The problem with book - like formats (like PDF and epub) is the
necessity to lay out the document in a page like fashion. So
you get page 1, page 2, page 3 etc... up to page n. The wiki
is a different beast as it's a collection of html pages linked together
by means of an index. There is no first page, third page, last page
etc....
epub is essentially nothing but a bunch of html files + an index. It
is a bit like chm. Producing a chm should be much like
producing a epub. With the difference that epub requires you
to give a list of all the pages in the document.
On the upside epub accepts html pages so no translation is needed.
And an epub can be read on a mobile device.
On the downside epub does not come with a search facility like
chm does (referring to the index tab of the chm browser). It largely
depends upon the mobile device used whether there is a proper
index or not. When I use the chm manual I almost always use
the index tab to look up a word.
PDF is a completely different kind of thing. Again you need to sequence
the pages. But the concept of a page is different. A page has a fixed
length depending on the format used (usually either A4 or US Letter).
To convert a html page to a pdf page might require breaking up
the html file into several pieces. There are few free libraries that can lay
out pdf in such a way that this breaking of pages is done correctly
(hyphenation is an issue as well: line breaking should be done correctly).
A PDF has a similar index to epub and lacks the search facility of the
compiled html browser (as does epub). It's that search faciilty that's
key to the ease of using the chm manual.
When I have a proper sequencing of the pages (cannot be done
automagically) creating a pdf version of the manual becomes somewhat easier.
Html tags translate directly to calls to routines in pdflib and
pdflib can do the hyphenation and splitting of the pages as well.
It will no doubt lead to pages with lots of whitespace on them.
The main reason I want to create an epub version of the manual is threefold.
First of all I am seeing other projects releasing manuals in epub/pdf format.
A prime example of this is python. Python come with a manual in pdf, html, epub and
compiled html format (python uses sphinx for creation of the manual.
Sphinx uses latex for creation of the pdf file).
Secondly I have my doubt about the future of compiled html. It is somewhat of a deprecated
format. If a format comes along with equally good searching facilities (the index tab of the chm
browser is, at least on windows, unchallenged) then the days of compiled html are numbered
(the next epub standard could just provide such a facilitiy).
Thirdly the companies behind the epub format are looking to expand the epub standard.
It's clear they want to replace the pdf format with epub. Even Adobe is a member of the idpf
http://idpf.org/ (Adobe has released a pdf reader). The next pdf version would have been an
xml based format but Adobe has never released that next version and instead seems to have
opted to support the epub standard. epub seems to be THE format for electronic books.

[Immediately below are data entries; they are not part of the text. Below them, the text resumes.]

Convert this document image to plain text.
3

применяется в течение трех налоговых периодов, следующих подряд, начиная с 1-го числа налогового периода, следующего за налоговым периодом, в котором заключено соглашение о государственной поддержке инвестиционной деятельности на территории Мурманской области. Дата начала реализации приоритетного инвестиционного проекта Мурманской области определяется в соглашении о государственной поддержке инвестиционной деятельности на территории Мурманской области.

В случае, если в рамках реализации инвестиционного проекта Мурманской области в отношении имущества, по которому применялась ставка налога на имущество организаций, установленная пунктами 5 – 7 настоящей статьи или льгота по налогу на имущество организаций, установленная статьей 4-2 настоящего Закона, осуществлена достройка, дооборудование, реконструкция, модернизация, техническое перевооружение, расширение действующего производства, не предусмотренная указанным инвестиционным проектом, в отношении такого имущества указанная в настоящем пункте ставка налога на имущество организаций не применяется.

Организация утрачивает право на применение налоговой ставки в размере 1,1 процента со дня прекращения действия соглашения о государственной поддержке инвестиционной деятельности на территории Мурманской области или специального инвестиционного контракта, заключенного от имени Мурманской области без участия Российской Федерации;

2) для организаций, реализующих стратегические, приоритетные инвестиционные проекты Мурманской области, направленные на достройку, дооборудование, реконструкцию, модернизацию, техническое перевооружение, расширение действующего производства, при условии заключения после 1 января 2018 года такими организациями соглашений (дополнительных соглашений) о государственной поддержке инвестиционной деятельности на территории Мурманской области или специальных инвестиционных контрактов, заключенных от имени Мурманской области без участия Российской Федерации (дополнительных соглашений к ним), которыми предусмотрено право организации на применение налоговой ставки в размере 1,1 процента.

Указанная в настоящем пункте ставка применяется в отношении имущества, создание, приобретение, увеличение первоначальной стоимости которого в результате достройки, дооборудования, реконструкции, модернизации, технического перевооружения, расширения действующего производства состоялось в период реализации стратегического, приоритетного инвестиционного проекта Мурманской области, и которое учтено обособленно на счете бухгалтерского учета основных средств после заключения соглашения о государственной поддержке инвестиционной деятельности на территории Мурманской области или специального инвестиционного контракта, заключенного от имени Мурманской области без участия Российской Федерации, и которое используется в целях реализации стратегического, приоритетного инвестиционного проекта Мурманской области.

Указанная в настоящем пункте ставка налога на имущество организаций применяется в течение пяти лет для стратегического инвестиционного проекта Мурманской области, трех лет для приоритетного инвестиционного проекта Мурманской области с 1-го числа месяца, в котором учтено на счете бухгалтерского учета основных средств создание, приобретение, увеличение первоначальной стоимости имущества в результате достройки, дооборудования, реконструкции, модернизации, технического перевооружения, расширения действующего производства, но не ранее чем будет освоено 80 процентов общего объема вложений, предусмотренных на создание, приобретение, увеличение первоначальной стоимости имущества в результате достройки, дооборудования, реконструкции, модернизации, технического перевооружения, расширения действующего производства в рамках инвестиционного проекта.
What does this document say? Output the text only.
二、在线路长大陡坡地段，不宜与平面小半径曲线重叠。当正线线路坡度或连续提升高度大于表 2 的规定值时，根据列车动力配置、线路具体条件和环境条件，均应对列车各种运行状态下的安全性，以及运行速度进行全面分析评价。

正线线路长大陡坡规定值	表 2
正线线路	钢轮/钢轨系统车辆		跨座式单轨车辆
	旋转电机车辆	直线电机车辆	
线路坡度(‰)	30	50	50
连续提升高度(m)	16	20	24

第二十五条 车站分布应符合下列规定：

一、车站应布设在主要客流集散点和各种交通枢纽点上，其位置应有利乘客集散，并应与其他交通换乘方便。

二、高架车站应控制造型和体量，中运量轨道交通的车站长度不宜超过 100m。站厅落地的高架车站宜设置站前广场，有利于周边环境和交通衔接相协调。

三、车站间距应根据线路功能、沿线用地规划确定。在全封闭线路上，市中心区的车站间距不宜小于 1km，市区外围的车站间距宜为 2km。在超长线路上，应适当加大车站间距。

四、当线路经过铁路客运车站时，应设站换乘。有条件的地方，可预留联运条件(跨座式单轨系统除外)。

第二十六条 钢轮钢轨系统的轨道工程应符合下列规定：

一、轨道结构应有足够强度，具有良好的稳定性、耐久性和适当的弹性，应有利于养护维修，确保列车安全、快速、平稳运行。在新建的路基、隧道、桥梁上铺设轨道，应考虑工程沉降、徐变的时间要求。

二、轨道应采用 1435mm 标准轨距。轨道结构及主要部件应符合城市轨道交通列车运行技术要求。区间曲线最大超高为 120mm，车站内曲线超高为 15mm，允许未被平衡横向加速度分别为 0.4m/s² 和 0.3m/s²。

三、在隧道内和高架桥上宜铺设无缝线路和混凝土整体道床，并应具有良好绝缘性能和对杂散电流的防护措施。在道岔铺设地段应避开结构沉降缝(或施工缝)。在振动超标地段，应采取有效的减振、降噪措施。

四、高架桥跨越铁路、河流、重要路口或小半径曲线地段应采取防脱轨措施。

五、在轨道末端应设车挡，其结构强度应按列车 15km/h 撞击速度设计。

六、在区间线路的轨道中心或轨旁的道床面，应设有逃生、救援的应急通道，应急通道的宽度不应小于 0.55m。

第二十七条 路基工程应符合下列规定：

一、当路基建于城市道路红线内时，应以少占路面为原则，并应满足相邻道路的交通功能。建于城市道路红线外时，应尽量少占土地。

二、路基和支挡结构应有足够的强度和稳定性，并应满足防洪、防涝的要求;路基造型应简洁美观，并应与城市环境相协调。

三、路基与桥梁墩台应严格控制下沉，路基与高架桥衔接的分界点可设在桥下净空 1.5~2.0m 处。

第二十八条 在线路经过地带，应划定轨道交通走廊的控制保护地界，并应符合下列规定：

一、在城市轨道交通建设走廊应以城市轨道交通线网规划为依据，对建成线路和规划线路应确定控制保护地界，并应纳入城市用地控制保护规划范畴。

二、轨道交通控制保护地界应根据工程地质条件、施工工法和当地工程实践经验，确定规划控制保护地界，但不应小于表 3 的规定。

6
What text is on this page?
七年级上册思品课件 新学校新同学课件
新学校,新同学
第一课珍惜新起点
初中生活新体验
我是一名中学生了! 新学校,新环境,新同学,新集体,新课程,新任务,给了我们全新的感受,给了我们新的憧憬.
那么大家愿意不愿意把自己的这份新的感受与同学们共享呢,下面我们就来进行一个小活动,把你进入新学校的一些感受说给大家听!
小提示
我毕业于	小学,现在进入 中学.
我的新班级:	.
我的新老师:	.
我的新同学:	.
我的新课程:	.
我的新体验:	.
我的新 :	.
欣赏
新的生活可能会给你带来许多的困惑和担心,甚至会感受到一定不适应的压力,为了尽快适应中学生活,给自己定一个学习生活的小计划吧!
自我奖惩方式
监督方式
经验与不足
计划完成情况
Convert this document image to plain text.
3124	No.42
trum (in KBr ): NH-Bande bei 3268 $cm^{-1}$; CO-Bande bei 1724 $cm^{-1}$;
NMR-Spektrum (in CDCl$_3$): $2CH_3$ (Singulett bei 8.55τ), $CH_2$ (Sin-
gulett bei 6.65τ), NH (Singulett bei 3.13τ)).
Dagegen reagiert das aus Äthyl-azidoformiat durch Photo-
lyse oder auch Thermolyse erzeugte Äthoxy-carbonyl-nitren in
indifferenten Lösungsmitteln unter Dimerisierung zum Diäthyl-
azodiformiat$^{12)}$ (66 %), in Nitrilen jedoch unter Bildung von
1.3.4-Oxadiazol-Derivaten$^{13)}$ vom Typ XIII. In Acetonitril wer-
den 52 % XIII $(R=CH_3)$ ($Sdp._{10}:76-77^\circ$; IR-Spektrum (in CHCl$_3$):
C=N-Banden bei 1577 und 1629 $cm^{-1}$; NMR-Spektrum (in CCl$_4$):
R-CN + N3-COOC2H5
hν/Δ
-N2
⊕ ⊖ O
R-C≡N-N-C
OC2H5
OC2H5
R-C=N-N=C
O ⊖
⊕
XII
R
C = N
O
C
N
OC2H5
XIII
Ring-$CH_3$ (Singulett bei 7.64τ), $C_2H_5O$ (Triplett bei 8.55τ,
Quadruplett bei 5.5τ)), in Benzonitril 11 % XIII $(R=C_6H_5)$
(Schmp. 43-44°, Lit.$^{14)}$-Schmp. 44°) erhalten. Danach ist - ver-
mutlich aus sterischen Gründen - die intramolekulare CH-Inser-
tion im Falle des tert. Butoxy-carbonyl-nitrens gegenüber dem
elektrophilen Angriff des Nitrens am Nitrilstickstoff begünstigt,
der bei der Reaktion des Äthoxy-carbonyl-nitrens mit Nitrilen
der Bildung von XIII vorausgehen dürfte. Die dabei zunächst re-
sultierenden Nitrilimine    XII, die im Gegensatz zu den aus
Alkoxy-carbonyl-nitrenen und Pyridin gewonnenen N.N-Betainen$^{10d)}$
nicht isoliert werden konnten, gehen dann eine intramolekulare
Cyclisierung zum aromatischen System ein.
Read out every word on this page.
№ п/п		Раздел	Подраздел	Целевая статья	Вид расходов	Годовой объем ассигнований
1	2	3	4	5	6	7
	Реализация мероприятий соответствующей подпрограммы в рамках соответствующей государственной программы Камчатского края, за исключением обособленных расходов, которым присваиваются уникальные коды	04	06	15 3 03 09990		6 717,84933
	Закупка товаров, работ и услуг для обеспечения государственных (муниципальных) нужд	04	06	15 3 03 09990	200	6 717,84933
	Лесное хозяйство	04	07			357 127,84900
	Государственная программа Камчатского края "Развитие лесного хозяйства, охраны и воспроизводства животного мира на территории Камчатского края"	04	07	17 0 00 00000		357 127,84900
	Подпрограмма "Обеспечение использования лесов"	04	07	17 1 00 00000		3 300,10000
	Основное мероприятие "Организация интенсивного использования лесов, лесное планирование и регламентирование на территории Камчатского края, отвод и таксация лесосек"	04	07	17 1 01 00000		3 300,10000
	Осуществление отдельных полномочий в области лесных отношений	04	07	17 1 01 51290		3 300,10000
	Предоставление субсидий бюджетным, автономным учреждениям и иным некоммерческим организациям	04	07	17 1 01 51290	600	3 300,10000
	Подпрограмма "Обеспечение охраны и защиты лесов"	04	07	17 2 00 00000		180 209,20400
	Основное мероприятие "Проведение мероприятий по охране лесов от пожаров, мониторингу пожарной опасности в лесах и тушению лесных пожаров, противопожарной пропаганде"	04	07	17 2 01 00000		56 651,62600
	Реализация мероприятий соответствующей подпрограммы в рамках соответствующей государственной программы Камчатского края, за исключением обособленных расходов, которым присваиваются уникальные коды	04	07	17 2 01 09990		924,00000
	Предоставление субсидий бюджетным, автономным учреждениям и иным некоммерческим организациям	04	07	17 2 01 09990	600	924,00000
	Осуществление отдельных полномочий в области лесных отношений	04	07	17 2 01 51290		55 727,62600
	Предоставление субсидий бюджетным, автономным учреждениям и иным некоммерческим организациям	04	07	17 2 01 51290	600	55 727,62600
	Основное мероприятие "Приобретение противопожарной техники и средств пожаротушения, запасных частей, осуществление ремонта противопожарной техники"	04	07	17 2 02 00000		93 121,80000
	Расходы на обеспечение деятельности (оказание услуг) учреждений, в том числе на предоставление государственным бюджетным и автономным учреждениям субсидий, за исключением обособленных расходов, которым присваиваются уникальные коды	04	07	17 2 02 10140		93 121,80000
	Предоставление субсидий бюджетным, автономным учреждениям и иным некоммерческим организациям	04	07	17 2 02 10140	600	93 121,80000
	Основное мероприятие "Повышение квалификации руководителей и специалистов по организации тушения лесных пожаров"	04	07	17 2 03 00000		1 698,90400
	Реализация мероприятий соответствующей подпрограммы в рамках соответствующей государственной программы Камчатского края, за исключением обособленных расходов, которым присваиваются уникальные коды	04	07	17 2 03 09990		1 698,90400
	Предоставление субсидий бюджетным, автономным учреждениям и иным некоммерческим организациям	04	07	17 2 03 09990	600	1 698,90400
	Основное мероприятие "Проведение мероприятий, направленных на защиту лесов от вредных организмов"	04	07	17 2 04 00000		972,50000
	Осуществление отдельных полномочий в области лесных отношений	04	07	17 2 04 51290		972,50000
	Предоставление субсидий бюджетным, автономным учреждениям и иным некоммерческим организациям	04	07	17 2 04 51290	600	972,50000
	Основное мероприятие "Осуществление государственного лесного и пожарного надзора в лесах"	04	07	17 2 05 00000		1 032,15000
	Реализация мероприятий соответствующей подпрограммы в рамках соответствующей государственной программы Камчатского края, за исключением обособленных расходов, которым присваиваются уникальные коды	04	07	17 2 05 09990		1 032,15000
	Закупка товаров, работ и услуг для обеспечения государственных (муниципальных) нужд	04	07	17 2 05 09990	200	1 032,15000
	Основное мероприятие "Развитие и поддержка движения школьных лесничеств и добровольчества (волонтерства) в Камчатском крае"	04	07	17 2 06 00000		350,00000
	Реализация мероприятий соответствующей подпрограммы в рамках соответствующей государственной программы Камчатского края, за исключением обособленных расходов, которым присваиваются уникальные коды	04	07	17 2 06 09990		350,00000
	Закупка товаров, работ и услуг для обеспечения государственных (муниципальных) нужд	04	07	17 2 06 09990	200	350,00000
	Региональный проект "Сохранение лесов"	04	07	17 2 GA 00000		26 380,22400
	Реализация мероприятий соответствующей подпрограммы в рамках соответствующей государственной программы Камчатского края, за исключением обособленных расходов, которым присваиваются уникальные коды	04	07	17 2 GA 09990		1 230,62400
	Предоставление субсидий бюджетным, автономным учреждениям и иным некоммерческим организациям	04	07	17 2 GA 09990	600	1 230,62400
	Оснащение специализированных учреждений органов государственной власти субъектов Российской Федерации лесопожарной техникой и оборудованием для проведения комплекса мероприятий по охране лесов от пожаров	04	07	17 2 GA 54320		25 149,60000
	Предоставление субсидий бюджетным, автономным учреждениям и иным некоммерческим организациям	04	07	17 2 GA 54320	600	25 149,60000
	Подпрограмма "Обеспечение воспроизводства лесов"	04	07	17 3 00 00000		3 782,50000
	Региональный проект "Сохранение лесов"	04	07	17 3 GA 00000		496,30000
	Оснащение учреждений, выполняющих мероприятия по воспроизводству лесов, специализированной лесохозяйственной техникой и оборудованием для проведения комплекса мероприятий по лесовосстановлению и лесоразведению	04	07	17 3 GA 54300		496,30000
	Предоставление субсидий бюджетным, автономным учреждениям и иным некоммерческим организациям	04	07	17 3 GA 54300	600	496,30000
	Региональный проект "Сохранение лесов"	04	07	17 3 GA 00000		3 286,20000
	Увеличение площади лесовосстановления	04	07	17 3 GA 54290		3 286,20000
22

The thinking here is that because epub will replace both pdf and chm future releases
of freebasic might need to come with only one manual: an epub one.
As the online wiki is already in html format it makes sense to use those pages to create an epub.
@TJF
I have seen your devhelp effort. devhelp seems to have the same indexing facility as the
chm browser. The only problem with devhelp is that I have not found a windows binary for it yet.
Creating binaries for a gtk+ related project like devhelp tends to be hard (it has a webkit
dependency which will make compilation that much harder) which might make devhelp a one -
platform solution. Given a devhelp binary I can see myself using a manual in devhelp format
instead of one in compiled html format. But you'd have to deliver either the devhelp binary or
a link to such a binary with the manual (otherwise you run the risk of win32 users having
to search for a devhelp binary themselves).
I thought about decompiling the chm file and using those html files as starting point for
the creation of an epub file. But those html files differ from the ones that are created by the
wakka parser (the php program that turns .wakka files into .html pages).
I am hoping to release an epub version of the manual soon (end of this week or end of next
week). A pdf version would be nice to have and it all depends upon the ease of use of
libpdf and coming up with a proper translation of html tags/the cascading style sheet
that comes with the online wiki. For the creation of the epub I can simply reuse the
online wiki pages (copy most of the content/change wiki pages a tiny bit).
More work is needed for the creation of a pdf version of the manual (the wiki pages need
to be parsed much more precise in order to generate appropriate calls to pdflib functions).